Furthermore, by placing a high-resistance layer between the conductive material for the anode and the solid electrolyte tube, the electrochemical reaction rate near the solid electrolyte tube interface can be reduced, allowing activation to occur from within the mat away from the solid electrolyte tube. The substance is precipitated, and the charge recovery property can be further improved.

Further, there is an effect that the mat of the conductive material for the anode can be manufactured more easily and at lower cost than in the past.

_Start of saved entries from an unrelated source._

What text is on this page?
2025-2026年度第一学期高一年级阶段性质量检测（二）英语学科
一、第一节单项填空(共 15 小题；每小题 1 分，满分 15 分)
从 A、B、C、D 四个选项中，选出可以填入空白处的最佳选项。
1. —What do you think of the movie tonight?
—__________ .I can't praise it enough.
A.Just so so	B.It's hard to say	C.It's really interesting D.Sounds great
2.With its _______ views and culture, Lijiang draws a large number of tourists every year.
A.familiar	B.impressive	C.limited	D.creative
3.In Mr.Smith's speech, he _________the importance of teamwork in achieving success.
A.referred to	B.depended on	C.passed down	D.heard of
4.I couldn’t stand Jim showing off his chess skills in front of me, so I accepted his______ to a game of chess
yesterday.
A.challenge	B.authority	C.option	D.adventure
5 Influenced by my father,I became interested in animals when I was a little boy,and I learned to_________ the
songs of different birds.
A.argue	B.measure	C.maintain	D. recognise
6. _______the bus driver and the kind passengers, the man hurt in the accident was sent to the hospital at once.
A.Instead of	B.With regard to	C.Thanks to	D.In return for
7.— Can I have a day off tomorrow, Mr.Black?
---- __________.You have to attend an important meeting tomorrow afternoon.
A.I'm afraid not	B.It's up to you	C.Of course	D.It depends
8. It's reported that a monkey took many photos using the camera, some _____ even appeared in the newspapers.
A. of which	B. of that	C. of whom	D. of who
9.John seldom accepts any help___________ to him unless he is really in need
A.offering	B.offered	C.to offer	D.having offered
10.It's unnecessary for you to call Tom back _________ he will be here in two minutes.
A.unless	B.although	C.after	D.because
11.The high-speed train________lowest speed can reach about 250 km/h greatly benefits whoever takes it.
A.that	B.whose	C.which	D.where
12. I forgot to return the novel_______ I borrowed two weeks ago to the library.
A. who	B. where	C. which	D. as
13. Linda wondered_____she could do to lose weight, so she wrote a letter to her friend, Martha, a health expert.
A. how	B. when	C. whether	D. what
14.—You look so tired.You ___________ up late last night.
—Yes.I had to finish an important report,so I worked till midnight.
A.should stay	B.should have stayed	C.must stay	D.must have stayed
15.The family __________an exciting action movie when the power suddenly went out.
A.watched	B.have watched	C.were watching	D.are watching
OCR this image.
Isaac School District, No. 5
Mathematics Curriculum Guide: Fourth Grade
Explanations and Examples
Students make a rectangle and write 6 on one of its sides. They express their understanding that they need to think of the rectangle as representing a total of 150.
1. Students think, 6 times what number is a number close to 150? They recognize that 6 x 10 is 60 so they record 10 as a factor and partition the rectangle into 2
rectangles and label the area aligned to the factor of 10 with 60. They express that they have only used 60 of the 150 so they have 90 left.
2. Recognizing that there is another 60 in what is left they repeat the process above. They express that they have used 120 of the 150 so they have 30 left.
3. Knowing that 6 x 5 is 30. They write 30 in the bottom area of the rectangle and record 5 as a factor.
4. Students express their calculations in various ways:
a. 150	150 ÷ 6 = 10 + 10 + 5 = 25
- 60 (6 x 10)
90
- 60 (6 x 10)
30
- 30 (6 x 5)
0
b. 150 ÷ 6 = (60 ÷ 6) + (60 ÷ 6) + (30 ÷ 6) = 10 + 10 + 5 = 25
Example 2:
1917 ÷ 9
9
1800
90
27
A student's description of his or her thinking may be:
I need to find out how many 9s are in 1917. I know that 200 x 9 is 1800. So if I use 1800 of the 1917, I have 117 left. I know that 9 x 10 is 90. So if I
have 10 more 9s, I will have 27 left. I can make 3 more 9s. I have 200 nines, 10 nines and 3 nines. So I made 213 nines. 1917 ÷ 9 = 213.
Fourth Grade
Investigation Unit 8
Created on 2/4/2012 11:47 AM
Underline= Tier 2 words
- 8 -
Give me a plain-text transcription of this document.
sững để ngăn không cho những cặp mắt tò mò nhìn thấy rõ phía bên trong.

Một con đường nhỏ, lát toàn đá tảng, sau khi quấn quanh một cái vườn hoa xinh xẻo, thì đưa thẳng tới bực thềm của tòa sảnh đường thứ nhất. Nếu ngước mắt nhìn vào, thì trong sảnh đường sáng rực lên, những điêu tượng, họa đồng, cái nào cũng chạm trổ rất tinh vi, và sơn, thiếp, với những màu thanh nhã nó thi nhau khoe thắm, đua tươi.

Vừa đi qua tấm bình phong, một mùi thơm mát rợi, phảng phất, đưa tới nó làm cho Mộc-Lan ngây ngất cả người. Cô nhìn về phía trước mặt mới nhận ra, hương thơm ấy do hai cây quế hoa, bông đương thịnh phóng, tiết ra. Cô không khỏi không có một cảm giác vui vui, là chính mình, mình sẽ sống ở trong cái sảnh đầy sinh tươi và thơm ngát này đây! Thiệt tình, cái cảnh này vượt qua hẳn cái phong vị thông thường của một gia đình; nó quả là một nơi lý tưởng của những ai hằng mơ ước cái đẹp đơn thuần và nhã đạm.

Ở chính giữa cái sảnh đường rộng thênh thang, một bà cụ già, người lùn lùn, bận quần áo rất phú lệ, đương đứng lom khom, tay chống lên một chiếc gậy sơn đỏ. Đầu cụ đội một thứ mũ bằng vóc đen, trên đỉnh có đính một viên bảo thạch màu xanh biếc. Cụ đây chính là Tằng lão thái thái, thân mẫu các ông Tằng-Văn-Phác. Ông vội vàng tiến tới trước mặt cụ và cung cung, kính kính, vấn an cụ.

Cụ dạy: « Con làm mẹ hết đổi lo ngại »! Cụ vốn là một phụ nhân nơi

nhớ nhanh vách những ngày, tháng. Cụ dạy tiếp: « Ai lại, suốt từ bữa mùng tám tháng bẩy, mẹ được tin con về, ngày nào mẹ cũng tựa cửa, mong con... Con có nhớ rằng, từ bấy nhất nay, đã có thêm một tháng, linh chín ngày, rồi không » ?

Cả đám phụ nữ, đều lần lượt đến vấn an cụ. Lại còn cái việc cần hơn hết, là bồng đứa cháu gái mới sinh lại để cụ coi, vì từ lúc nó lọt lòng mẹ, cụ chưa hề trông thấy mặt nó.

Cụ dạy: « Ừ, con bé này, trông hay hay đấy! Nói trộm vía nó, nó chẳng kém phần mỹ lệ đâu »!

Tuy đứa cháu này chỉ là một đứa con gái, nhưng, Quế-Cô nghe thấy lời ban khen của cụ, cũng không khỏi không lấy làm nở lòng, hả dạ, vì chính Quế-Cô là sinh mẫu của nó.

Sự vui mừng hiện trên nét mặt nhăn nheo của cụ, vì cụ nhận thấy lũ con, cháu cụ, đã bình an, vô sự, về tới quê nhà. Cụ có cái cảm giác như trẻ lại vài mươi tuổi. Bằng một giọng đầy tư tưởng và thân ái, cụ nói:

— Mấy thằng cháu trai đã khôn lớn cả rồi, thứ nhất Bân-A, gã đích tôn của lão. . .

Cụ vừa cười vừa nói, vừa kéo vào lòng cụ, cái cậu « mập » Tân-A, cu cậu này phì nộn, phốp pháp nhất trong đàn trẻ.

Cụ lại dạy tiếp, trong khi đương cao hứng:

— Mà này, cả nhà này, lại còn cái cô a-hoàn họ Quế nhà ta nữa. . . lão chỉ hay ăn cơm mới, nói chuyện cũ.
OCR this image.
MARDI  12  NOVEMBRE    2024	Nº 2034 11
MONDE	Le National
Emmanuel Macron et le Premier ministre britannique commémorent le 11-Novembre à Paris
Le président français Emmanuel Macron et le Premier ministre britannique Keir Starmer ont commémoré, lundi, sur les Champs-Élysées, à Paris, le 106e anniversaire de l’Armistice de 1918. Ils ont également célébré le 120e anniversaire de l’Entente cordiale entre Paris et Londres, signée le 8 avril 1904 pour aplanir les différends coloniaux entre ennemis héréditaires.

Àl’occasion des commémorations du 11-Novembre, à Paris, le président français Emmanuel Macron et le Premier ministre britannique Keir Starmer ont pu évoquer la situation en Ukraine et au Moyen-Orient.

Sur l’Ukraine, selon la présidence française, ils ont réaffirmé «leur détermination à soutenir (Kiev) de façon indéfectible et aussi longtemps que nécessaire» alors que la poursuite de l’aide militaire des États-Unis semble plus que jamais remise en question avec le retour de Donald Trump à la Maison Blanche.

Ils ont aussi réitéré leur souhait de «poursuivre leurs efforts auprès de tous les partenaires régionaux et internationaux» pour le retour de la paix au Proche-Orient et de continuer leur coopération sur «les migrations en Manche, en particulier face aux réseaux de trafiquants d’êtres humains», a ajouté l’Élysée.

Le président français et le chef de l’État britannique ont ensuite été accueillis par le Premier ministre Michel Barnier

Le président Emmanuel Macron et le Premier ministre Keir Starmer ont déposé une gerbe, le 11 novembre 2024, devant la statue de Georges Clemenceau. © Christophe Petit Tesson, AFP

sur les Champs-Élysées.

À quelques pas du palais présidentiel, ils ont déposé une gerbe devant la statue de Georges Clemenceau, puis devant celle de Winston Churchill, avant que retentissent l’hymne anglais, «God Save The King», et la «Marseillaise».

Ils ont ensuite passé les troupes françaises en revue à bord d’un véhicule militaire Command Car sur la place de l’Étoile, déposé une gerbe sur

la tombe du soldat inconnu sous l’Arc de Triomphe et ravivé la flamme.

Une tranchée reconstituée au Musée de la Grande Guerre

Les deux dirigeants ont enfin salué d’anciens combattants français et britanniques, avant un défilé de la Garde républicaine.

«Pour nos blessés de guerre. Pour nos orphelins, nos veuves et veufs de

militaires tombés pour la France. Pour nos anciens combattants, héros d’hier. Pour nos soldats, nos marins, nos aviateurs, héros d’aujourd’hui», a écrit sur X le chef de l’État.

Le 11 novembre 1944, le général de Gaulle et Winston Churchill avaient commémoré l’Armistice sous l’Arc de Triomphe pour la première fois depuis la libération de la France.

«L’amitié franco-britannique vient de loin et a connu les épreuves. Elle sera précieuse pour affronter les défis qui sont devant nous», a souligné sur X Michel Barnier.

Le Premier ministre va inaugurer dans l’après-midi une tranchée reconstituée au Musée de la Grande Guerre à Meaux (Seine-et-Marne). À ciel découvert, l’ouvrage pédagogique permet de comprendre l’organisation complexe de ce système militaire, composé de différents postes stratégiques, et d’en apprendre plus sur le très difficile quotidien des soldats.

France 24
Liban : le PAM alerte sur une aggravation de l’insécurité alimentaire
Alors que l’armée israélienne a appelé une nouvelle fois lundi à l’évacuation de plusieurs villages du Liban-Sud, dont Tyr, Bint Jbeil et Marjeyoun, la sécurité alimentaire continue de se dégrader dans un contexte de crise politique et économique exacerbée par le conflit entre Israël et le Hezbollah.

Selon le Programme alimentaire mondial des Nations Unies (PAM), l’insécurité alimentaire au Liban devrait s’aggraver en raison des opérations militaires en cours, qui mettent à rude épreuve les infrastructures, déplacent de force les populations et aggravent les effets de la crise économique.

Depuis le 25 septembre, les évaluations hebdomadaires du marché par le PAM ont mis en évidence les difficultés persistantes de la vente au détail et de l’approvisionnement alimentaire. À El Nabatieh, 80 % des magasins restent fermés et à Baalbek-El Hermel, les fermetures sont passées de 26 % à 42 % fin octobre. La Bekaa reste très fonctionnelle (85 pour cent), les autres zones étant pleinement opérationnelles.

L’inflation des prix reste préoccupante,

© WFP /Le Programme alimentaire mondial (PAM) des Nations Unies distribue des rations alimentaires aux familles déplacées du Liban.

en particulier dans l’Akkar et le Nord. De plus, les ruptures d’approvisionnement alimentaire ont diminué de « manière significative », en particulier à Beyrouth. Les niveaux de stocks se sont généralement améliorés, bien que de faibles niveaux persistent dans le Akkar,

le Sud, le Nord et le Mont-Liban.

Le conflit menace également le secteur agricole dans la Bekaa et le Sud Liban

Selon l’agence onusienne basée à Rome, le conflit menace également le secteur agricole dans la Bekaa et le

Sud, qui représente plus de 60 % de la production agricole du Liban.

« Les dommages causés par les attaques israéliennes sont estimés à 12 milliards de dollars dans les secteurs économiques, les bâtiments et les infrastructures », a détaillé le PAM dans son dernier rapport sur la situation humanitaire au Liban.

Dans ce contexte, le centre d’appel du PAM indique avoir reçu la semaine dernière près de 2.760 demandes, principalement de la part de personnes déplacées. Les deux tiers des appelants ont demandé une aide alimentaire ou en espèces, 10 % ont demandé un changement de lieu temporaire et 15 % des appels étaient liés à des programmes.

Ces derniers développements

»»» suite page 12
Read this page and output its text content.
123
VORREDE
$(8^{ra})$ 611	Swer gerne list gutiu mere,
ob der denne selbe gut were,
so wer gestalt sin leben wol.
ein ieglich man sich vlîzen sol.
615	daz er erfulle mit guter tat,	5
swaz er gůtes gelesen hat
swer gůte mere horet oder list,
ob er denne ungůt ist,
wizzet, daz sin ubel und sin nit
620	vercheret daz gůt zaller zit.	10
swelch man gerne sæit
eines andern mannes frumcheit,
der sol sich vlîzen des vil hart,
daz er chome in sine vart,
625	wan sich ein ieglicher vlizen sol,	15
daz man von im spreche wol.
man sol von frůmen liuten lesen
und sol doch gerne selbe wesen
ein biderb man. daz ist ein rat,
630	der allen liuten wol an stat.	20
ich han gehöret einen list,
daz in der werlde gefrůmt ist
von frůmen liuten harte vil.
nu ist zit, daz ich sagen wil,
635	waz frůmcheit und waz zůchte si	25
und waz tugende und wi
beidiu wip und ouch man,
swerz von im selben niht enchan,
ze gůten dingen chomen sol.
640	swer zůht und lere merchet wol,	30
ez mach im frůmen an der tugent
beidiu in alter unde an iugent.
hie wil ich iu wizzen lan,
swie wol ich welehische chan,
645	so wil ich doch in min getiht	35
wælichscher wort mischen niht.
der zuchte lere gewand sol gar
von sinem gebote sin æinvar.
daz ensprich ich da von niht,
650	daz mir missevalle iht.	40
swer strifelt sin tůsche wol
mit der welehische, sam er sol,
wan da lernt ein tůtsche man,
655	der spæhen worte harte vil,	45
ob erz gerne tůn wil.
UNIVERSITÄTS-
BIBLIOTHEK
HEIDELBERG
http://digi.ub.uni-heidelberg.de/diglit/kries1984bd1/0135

[Brief explanation of the drawing]

Figure 1 is a vertical sectional view of the central part of the sodium-sulfur battery of the present invention, Figure 2 is a sectional view of B-BIN in Figure 1, and Figure 3 is a part of the conductive material for the anode made up of three mats. An enlarged perspective view, FIG. 4(a) is an explanatory view showing a state in which the gauge is inserted at a predetermined depth in the thickness direction of the mantle, and FIG. 4(b) is an illustration of the state shown in FIG. 4(a). An explanatory diagram showing the state in which good plans have been removed, Figure 4 (
c) is an explanatory diagram showing a state in which a good gauge is inserted in the thickness direction of the ma/y. Fig. 4 (d) is an explanatory diagram showing a state in which a good gauge is removed from Fig. FIG. 5 is an explanatory diagram showing a multilayer structure formed by needle punching, and FIG. 6 is a diagram showing the charge/discharge characteristics of a sodium-sulfur battery. 2... Anode container, 5... Solid electrolyte tube, 9... Mat, 9a... Low orientation mat, 9b... Highly oriented mat, A... Alumina fiber cloth as a high resistance layer. M
...Conductive material for anode.

Claims (1)

[Scope of Claims] 1. A bottomed cylindrical solid electrolyte tube that has the function of selectively transmitting sodium ions to a cylindrical anode container containing a conductive material for an anode impregnated with sulfur as an anode active material. In the sodium-sulfur battery in which the solid electrolyte tube is inserted into the hollow part of the conductive material for the anode, the conductive material for the anode is needle punched in the thickness direction of the mat made of laminated fibers, and the solid electrolyte tube is inserted into the hollow part of the conductive material for the anode. The fibers oriented in the thickness direction by needle punching are oriented in the radial direction with respect to the solid electrolyte tube, and the fibers in the thickness direction of the mat on the solid electrolyte tube side are less oriented, so that the fibers of the mat on the anode container side are oriented in the radial direction. A sodium-sulfur battery characterized in that the fibers are highly oriented in the thickness direction. 2. In the low orientation layer in which fewer fibers are oriented in the radial direction, which is disposed on the solid electrolyte tube side, the ratio of the mat thickness direction fibers to the mat length direction fibers is [mat thickness direction fibers/
In the highly oriented layer in which many fibers are oriented in the radial direction and arranged on the anode container side, the ratio of the mat thickness direction fibers to the mat length direction fibers is set to 1 or less. Thickness direction fiber/mat length direction fiber] is 2~
20, and the thickness ratio of the highly oriented layer and the low oriented layer of the conductive material for the anode is [highly oriented layer/lowly oriented layer] from 1 to 1.
2. The sodium-sulfur battery according to claim 1, wherein the sodium-sulfur battery is in the range of 0. 3. The sodium-sulfur battery according to claim 1 or 2, wherein a high resistance layer having an internal resistance higher than that of the anode conductive material is provided between the anode conductive material and the solid electrolyte tube.